お勧めの3つめは、「高齢化社会に対応する業界」です。ここには、医療・介護、高齢者向けサービスが含まれます。いずれも社会的ニーズが高く、成長性や将来性のある領域です。やりがいを感じられる仕事も多いでしょう。
日本の人口は、2019年には1億2617万人で、65歳以上は3589万人(約28%)です。国立社会保障・人口問題研究所が公表した「日本の将来推計人口」によると、少子高齢化が進展し、日本の人口は2053年には1億人を割り、2065年には8808万人になる見込みです。2065年の65歳以上は3380万人、約38%になります。

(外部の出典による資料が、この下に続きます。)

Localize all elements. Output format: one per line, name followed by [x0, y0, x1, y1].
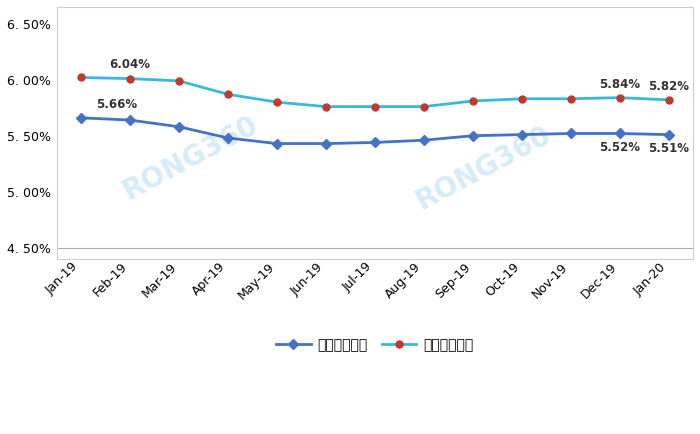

したがって、高齢者を対象とするビジネスは成長していきます。逆に、子どもや若者を対象とするビジネスは、国内市場が縮小していきます。学校、学習塾、子ども用品、おもちゃなどは、わかりやすい例です。飲食店、小売業、食品や日用品などの消費財も、海外展開ができない企業は、淘汰されていくでしょう。
医療・介護系業界とは
医療系の仕事というと、医師、歯科医、看護師、薬剤師などの専門職が浮かびますが、ここでは大学の専門学部を卒業しなくてもよい仕事の選択肢を紹介します。医療の場は、病院やクリニック、歯科クリニックなどですが、そこには多くの管理・事務系の仕事があります。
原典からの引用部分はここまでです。